On February 6, the Political Bureau of the CPC Central Committee formally approved the economic development strategy for coastal regions. Then, on March 4, the State Council convened a conference dedicated to the opening up of the coastal region. During this event, slogans such as "foreign markets and foreign resources," "large-scale imports and large-scale exports," "export-ensured imports," "import-sustained exports," and "integration of import and export" were introduced.
Continuing this momentum, on March 18, the State Council issued the "Circular of the State Council Concerning the Expansion of the Scope of the Coastal Economic Open Zones." This initiative encompassed 140 cities and counties, including provincial capitals like Hangzhou, Nanjing, Shenyang, among others, thereby increasing the population within the coastal economic opening areas to 160 million.
In recognition of his instrumental role in this transformative development, Wang Jian was honored as one of "China's Top Ten Outstanding Youths of 1988."
No.6 Extensive advisory of Hu Angang
Starting in 1985, Hu Angang, Professor at the School of Public Policy and Management, Tsinghua University, embarked on a comprehensive study of contemporary China. In mid-June 1993, "A Study of China State Capacity," co-authored by Hu Angang and Wang Shaoguang, was internally published by Xinhua News Agency. This report garnered significant attention from top decision-makers and served as a vital reference point for subsequent fiscal and tax reforms in China.

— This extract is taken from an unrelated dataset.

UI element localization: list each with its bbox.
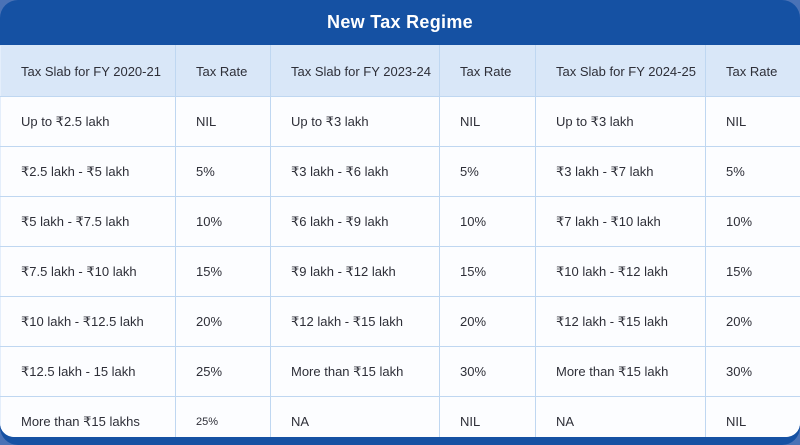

Among the seven recommendations put forth in the report, six were subsequently adopted as official policy.
For an English explanation of Hu and Wang's "State Capacity" theory, refer to Wang, & Hu. (2001). State Capacity. In The Chinese Economy in Crisis (1st ed., p. 16). Routledge.
In 1994, Hu Angang proposed that "special zones are not special." He advocated for the gradual elimination of preferential policies in these special zones and the implementation of national treatment in an effort to narrow regional disparities. Despite persistent criticism from the Shenzhen Municipal Party Committee and Shenzhen Special Zone Daily, central leaders ultimately embraced the majority of his proposals.
Additionally, during the mid-1990s, Hu Angang and his collaborators advocated for the development in the western region of China, sole reliance on tax revenues for military funding, and other policy recommendations. These ideas later evolved into central policies in the late 1990s. As a result of his influential contributions, Hu was frequently invited to policy inquiry sessions hosted by China's top leaders and to long-term planning consultation meetings organized by national ministries and commissions. This recognition solidified his position as a respected advisor within high-level decision-making circles.